The total value of Lennar’s home deliveries last year in Southeast Florida was $501.7 million, up from $353.8 million in 2012 and $239.8 million in 2011.
Of the company’s 1,741 delivered homes last year in Southeast Florida, most – 1,137 – came from new “higher margin” communities, the company reported.
As of last year, Lennar counted 30 communities in Southeast Florida that it was actively developing, about the same number as previous years.
The company also reported lower cancellation rates of home sales in 2013, reducing the companywide number to 16%. In Southeast Florida, the number was even lower at 12%. Homebuyers are generally permitted to cancel sales contracts, which are often accompanied by deposits, if they fail to qualify for financing and under certain other circumstances.
In addition to Southeast Florida, Lennar has a number of other homebuilding divisions.
The East division covers Florida, excluding the state’s Southeast region; Georgia; Maryland; New Jersey; North Carolina; South Carolina, and Virginia. The Central division covers Arizona, Colorado and Texas. The West division covers California and Nevada. The Houston division covers the Houston area, excluding the rest of Texas.
Lennar also has homebuilding operations in Illinois, Minnesota, Oregon, Tennessee and Washington.
Meanwhile, Lennar grew its workforce last year to 5,741 employees, up from a 4,699 growth of workers in 2012. The company’s homebuilding operations accounted for 2,979 employees, followed by its Financial Services division with 2,368, its Rialto segment with 302, and its multi-family operation with 92.
“We generally supervise and control the development of land and the design and building of our residential communities with a relative small labor force,” Lennar’s annual report states.
“We have subcontractors for site improvements and virtually all of the work involved in the construction of homes.”
Lennar primarily sells single-family attached and detached homes in communities targeted for first-time, move-up and retired/semi-retired homebuyers.
The average sale price of a Lennar home was $290,000 in 2013, up from an average of $255,000 in 2012 and $244,000 in 2011.
The company originated about 22,300 residential mortgage loans nationwide totaling $5.3 billion in 2013, up from about 19,700 totaling $4.4 billion in 2012. About 52% of Lennar mortgages go to buyers of homes it has built.
And last July, the company began originating commercial real estate loans.
Lennar also has diversified its business in other ways.
In 2010 and 2011, Lennar’s Rialto segment began investing in distressed properties to take advantage of “the opportunities arising from the dislocation” in the US real estate market, the company said.
In addition, the Rialto segment began developing multi-family rental properties last year.
Lennar’s executive offices are in West Dade at 700 NW 107th Ave., off the Dolphin Expressway opposite the Dolphin Mall.
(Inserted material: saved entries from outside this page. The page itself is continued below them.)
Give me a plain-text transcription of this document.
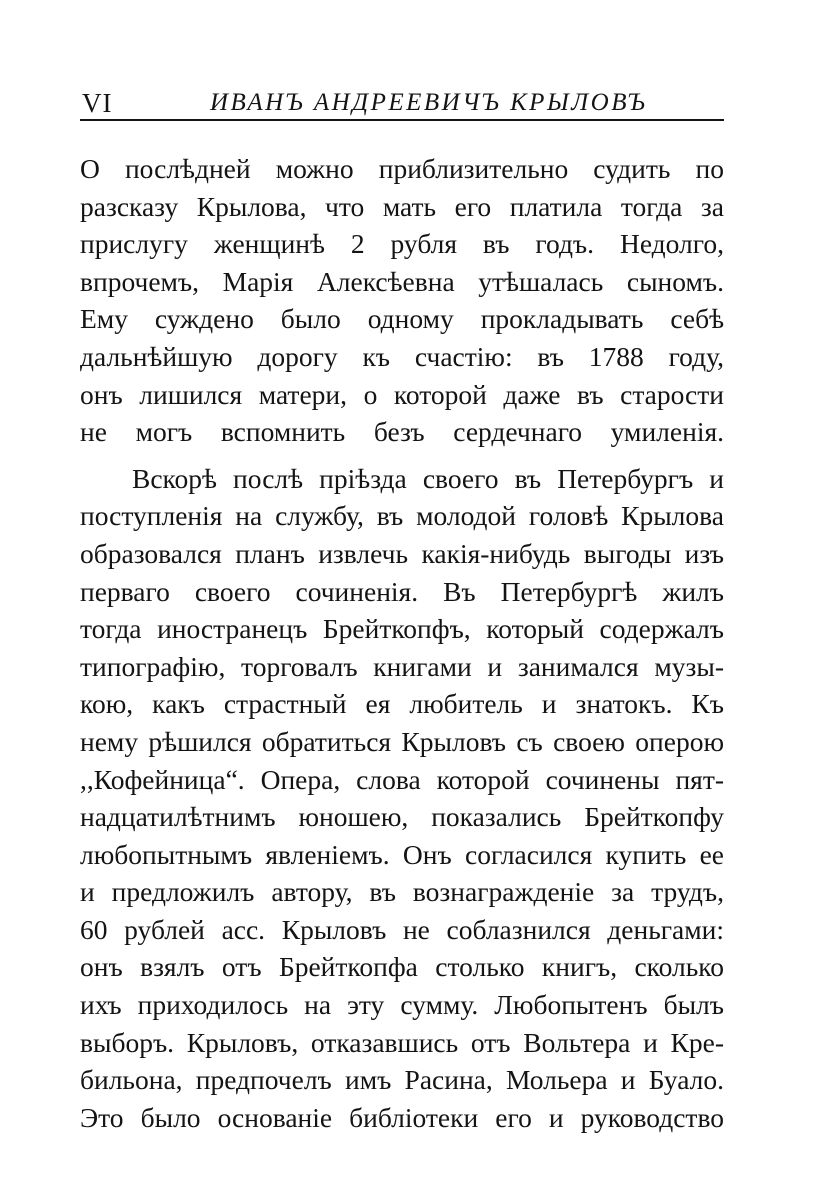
VI	ИВАНЪ АНДРЕЕВИЧЪ КРЫЛОВЪ
О послѣдней можно приблизительно судить по
разсказу Крылова, что мать его платила тогда за
прислугу женщинѣ 2 рубля въ годъ. Недолго,
впрочемъ, Марія Алексѣевна утѣшалась сыномъ.
Ему суждено было одному прокладывать себѣ
дальнѣйшую дорогу къ счастію: въ 1788 году,
онъ лишился матери, о которой даже въ старости
не могъ вспомнить безъ сердечнаго умиленія.
Вскорѣ послѣ пріѣзда своего въ Петербургъ и
поступленія на службу, въ молодой головѣ Крылова
образовался планъ извлечь какія-нибудь выгоды изъ
перваго своего сочиненія. Въ Петербургѣ жилъ
тогда иностранецъ Брейткопфъ, который содержалъ
типографію, торговалъ книгами и занимался музы-
кою, какъ страстный ея любитель и знатокъ. Къ
нему рѣшился обратиться Крыловъ съ своею оперою
,,Кофейница“. Опера, слова которой сочинены пят-
надцатилѣтнимъ юношею, показались Брейткопфу
любопытнымъ явленіемъ. Онъ согласился купить ее
и предложилъ автору, въ вознагражденіе за трудъ,
60 рублей асс. Крыловъ не соблазнился деньгами:
онъ взялъ отъ Брейткопфа столько книгъ, сколько
ихъ приходилось на эту сумму. Любопытенъ былъ
выборъ. Крыловъ, отказавшись отъ Вольтера и Кре-
бильона, предпочелъ имъ Расина, Мольера и Буало.
Это было основаніе библіотеки его и руководство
Lennar executives in Miami refused to be interviewed for this story, but the company’s outlook in its annual report is generally positive.
“In fiscal 2014, our principal focus in our homebuilding operations will continue to be on generating strong operating margins on the homes we sell by increasing sales prices and reducing sales incentives to offset increasing material, labor and land costs, as well as taking advantage of the steps we have taken over the past several years to reduce costs and right-size our overhead structure,” the company said.
“During fiscal 2014,” the company added, “we expect our Financial Services segment’s earnings to decrease due to the lower volume of refinance transactions and an overall more competitive environment, however, the segment will continue to benefit as our homebuilding business expands and the number of non-Lennar purchases using our mortgage company continues to grow in various markets.
“In addition, as Rialto continues to grow as a blue chip capital investment management company and commercial real estate capital provider, we expect the prospect for future earnings from our Rialto segment to continue to improve.”